Em uma decisão dividida, o Supremo Tribunal Federal (STF) validou o convênio do Conselho Nacional de Política Fazendária (Confaz) que obriga as instituições financeiras a repassarem informações sobre operações sujeitas ao ICMS para os fiscos estaduais. A decisão foi tomada com 6 votos a favor e 5 contrários, destacando a relevância do tema para a fiscalização tributária no Brasil.

O que diz a norma?

A regra validada pelo STF faz parte do Convênio ICMS 134/2016, que visa facilitar a fiscalização por parte dos estados e do Distrito Federal sobre transações financeiras eletrônicas envolvendo o pagamento de ICMS. Essas transações incluem operações feitas por pessoas físicas e jurídicas através de meios como PIX, além de cartões de crédito e débito.

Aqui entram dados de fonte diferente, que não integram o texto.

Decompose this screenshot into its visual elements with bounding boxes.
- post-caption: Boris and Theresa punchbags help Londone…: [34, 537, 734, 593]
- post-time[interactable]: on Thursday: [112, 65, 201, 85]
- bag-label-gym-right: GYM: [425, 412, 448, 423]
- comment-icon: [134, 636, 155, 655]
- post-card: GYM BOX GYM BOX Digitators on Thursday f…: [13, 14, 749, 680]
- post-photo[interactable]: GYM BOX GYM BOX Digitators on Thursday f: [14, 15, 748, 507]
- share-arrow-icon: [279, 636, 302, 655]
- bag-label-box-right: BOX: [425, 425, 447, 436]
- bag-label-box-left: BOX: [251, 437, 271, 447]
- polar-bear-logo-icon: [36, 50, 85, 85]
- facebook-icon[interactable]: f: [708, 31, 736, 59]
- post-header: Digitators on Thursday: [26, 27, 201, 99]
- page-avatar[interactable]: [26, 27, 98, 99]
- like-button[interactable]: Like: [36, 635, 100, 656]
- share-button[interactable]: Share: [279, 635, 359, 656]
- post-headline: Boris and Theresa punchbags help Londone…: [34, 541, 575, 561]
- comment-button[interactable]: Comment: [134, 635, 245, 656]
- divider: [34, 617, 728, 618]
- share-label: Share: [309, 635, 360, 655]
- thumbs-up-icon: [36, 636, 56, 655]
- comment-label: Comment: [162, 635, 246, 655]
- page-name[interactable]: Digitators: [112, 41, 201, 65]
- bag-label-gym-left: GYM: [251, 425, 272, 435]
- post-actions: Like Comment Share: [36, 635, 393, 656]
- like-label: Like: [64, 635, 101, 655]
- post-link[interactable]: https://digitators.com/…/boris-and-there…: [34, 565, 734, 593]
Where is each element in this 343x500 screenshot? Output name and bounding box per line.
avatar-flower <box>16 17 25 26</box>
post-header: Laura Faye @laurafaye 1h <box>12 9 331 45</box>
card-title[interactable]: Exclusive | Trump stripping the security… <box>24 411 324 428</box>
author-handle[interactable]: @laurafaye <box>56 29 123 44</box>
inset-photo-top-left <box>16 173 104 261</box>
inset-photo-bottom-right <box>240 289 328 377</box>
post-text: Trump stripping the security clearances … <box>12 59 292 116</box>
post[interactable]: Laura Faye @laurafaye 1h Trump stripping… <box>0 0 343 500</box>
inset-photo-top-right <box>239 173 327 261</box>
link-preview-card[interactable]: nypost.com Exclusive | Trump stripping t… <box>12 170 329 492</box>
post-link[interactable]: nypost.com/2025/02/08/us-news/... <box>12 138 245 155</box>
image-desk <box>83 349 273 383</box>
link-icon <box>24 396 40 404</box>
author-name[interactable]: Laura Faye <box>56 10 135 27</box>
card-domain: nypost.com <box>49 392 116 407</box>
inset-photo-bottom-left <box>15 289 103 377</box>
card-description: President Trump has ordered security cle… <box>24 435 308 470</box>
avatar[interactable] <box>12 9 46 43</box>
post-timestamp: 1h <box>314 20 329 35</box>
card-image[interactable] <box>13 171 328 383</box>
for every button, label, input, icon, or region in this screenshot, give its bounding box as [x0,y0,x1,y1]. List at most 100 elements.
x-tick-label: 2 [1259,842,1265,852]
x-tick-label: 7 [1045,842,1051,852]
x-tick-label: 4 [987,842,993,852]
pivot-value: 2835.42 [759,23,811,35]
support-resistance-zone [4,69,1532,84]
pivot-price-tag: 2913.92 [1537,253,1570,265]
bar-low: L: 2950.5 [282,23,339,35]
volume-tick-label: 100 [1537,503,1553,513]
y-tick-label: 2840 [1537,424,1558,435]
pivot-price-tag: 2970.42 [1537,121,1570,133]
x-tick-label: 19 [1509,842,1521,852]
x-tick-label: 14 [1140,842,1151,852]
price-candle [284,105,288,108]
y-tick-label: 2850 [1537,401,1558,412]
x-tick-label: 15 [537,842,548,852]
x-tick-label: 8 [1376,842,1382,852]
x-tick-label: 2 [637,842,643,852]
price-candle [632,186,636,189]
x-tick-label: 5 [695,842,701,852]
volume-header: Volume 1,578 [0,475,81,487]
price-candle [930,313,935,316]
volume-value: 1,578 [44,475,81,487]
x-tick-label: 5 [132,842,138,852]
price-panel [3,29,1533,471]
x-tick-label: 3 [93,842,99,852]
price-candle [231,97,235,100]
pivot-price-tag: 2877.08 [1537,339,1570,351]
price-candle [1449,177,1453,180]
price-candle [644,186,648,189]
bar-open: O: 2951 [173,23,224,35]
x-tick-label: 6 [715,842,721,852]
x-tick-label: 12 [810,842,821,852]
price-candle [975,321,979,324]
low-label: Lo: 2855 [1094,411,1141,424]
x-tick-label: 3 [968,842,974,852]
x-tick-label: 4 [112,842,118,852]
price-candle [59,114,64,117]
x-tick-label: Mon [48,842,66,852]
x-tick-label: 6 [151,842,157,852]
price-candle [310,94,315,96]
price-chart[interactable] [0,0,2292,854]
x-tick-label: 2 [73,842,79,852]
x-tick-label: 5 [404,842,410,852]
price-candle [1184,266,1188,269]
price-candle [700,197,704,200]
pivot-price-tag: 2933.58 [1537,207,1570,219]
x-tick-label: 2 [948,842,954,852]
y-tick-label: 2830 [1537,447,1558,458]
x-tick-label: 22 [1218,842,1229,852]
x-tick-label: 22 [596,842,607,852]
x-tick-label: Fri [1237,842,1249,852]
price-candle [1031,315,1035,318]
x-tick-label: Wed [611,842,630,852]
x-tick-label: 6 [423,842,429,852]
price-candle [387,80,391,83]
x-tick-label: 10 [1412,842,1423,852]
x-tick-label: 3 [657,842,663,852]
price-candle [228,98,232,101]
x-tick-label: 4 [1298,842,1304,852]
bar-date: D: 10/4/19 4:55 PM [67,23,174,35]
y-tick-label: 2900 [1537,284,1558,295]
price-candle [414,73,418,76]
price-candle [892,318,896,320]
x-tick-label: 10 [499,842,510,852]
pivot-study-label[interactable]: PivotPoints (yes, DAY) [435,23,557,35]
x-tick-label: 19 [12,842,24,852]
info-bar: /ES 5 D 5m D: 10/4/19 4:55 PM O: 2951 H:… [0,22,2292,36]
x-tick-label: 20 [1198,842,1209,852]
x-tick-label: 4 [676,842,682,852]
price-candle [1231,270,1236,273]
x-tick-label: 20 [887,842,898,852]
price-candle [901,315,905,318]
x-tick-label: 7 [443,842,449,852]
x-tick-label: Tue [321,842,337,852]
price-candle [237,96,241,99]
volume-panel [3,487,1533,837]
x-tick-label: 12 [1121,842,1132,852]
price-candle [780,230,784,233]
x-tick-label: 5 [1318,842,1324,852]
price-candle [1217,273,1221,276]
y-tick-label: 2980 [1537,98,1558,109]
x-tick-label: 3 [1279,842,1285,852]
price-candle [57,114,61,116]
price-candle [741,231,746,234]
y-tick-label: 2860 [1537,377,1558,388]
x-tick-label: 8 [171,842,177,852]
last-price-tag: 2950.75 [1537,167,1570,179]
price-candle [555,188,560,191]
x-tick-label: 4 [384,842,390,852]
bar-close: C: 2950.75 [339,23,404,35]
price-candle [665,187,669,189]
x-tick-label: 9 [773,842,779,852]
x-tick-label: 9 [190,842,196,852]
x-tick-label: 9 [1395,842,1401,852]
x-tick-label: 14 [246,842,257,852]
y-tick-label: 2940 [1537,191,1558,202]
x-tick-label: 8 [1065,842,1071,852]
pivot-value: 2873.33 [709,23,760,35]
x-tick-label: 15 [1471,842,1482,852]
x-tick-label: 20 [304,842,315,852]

Acesso à informação ou quebra de sigilo?

O ponto central do debate é a proteção ao sigilo bancário, um direito constitucional assegurado aos cidadãos brasileiros. Para o Conselho Nacional do Sistema Financeiro (Consif), que entrou com a ação contra o Convênio ICMS 134/2016, a obrigação imposta pelo Confaz representa uma violação a esse direito, já que as instituições financeiras teriam que fornecer informações privadas de seus clientes.

Divergência de opiniões

De acordo com a ministra Cármen Lúcia, relatora da Ação Direta de Inconstitucionalidade (ADI) 7276, seguida pela corrente vencedora, as informações fornecidas não configuram uma quebra de sigilo bancário. Para a ministra, trata-se apenas da “transferência” de dados sigilosos das instituições financeiras para a administração tributária estadual, que continua responsável por manter a confidencialidade das informações.

Apesar de o STF ter validado a norma, a decisão foi cercada de controvérsias. O ministro Gilmar Mendes liderou a corrente divergente, argumentando que a regra não possui critérios suficientemente transparentes sobre como os dados serão transmitidos, armazenados e protegidos. Segundo ele, isso levanta preocupações sobre a garantia dos direitos constitucionais dos titulares das informações.

Os ministros Nunes Marques, Cristiano Zanin, André Mendonça e Luís Roberto Barroso, presidente do STF, também se posicionaram contrários à decisão, concordando que faltam requisitos adequados para garantir a proteção e a manutenção do sigilo dos dados repassados.

Impacto para contribuintes e empresas

A decisão do STF pode ter um impacto significativo tanto para contribuintes quanto para instituições financeiras. Para os contribuintes, isso significa que dados sobre suas operações financeiras podem ser compartilhados com os fiscos estaduais, o que pode gerar um aumento no rigor da fiscalização tributária, especialmente em transações eletrônicas.

Para as instituições financeiras, a obrigação de repassar essas informações impõe novos desafios no que diz respeito à proteção de dados e ao cumprimento das normas de sigilo. Além disso, o repasse de informações sobre milhões de transações financeiras eletrônicas demandará investimentos em sistemas de compliance e segurança da informação.